Als kleines Licht neben ihm, doch so hell wie die Sonne strahlt Josh. Ganz klein. Wie ein Glühwürmchen. Flattert er um ihn herum. Beschützt ihn. Berührt seine Wange. Hilft ihm diese Angst zu ertragen. Um endlich sein Gespräch mit der Angst abhalten zu können. Mit dieser gewaltigen Angst reden? Damit sie ihn in Ruhe lässt? Eigentlich ein absolutes No-Go. Doch notwendig.

Klein, Kleiner, aufrecht unter dem Teppich daher laufen, lautet eher die derzeitige Devise.

Neue Gedanken schießen von Josh inspiriert durch seinen Kopf. Ihm ist auch bewusst, diese Angst besitzt ebenso eine hilfreiche Seite. Seine Geschäfte , seine privaten Angelegenheiten zu regeln. Richtige Entscheidungen zu treffen. Oder zumindest wie bereits erwähnt, sich Gedanken darüber zu machen, was die beste Wahl ist. So wird diese Angst ein ständiger Begleiter bleiben. Ein Begleiter der, richtig eingesetzt, auch zu gutem fähig ist. Auch wenn sie grad im Moment einfach zu stark daher kommt. Diese Angst wieder und den Rest seines Lebens alleine zu bleiben. Das beseelt ihn so derart. Auch, dass Josh einem Hate Crime zum Opfer gefallen ist. Was im Gym zu viel Gerede und ist ja toll, wieder eine Schwuchtel weniger, führte.

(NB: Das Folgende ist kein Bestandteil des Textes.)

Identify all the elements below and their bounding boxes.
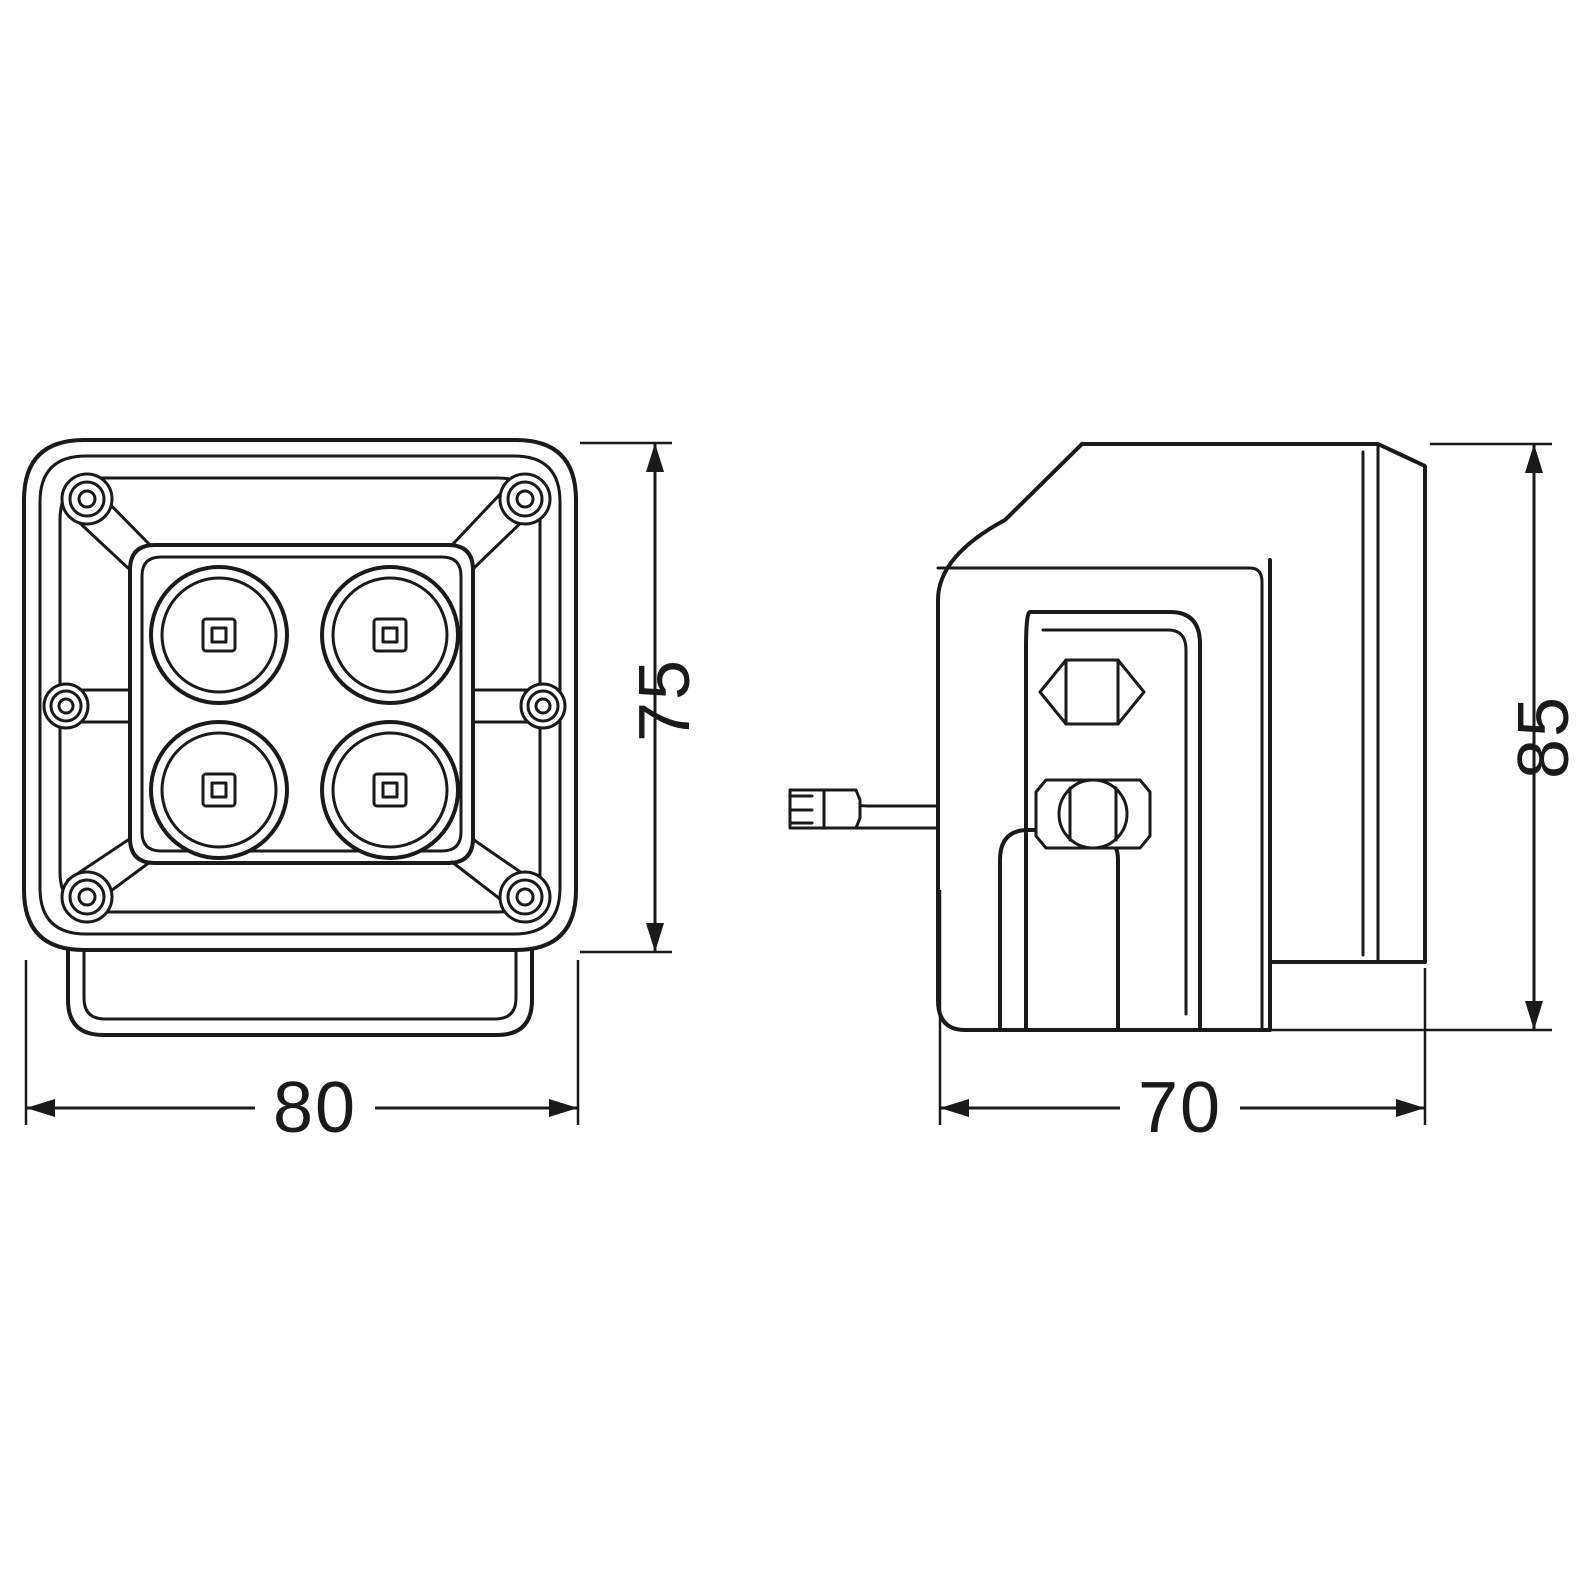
side-view	[788, 442, 1427, 1032]
side-bolt-lower	[1034, 778, 1152, 850]
led-top-left	[149, 565, 289, 705]
led-top-right	[320, 565, 460, 705]
screw-top-right	[498, 472, 552, 526]
screw-bottom-right	[498, 870, 552, 924]
dimension-height-side: 85	[1226, 442, 1578, 1032]
front-housing-inner-edge	[38, 454, 562, 936]
side-housing-body-inner	[936, 566, 1264, 1032]
side-power-cable	[788, 788, 940, 830]
side-hex-bolt-upper	[1038, 658, 1146, 726]
dimension-depth-side: 70	[938, 890, 1427, 1154]
screw-mid-left	[42, 682, 90, 730]
screw-bottom-left	[60, 870, 114, 924]
dimension-height-front: 75	[580, 441, 705, 954]
screw-mid-right	[519, 682, 567, 730]
screw-top-left	[60, 472, 114, 526]
dimension-label-height-front: 75	[625, 658, 705, 742]
dimension-label-height-side: 85	[1504, 695, 1578, 779]
led-bottom-right	[320, 720, 460, 860]
dimension-label-depth-side: 70	[1138, 1068, 1222, 1148]
front-led-array	[149, 565, 460, 860]
front-screws	[42, 472, 567, 924]
dimension-width-front: 80	[24, 960, 580, 1154]
front-view	[22, 438, 578, 1037]
front-bottom-bracket	[66, 903, 534, 1037]
dimension-label-width-front: 80	[273, 1068, 357, 1148]
side-bracket-inner	[1041, 628, 1188, 1016]
front-lens-recess-inner	[140, 555, 463, 853]
led-bottom-left	[149, 720, 289, 860]
front-lens-recess	[128, 543, 475, 865]
side-housing-body	[936, 442, 1272, 1032]
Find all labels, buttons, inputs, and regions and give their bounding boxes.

Doch keiner machte die Rechnung mit den wahren Besitzern, die mit schwulen zum einen kein Problem haben, diese auch in der Community unterstützen. Alle die sich öffentlich als Homophob herausstellten, wurden schlicht und ergreifend mit sofortiger Wirkung hinausgeschmissen.

Was alles super ist. Das Leben geht weiter. Doch diese ursprüngliche Angst ohne Josh nun leben zu müssen, schnürt ihm die Kehle zu. Immer wieder. Lähmt den Körper, der durch ein härteres Training nun noch härter wurde. Die Angebote anderer Männer da sind. Zu Hauf. Er sieht gut aus. Hat Humor. Ist nicht arm. Doch alle, die ihn anbaggern oder ihm nahe kommen wollen. Sind so leer. Er fühlt rein gar nix. Was ihm auch wieder Angst macht. Er will nicht so leer durchs Leben gehen. Der Verstand sagt ihm:- Du brauchst Zeit. Gebe sie Dir- Doch seine Freude am Leben kennt grad nur den Schmerz.

Ein Schmerz, der ihn jetzt doch in einen tiefen Schlaf fallen lässt, mit Josh in seinen Armen. Die Angst steht neben ihm, lächelt liebe und-friedvoll auf die beiden hinab.

Es wird ihm warm ums Herz. Das merkt er noch. Kann seit langem friedlich schlafen. Erholsam, nicht gerädert. So prägt sich ein Bild in seinen Kopf. Josh sitzt neben ihm, die Angst hinter Ihnen liebevoll und friedlich beschützend.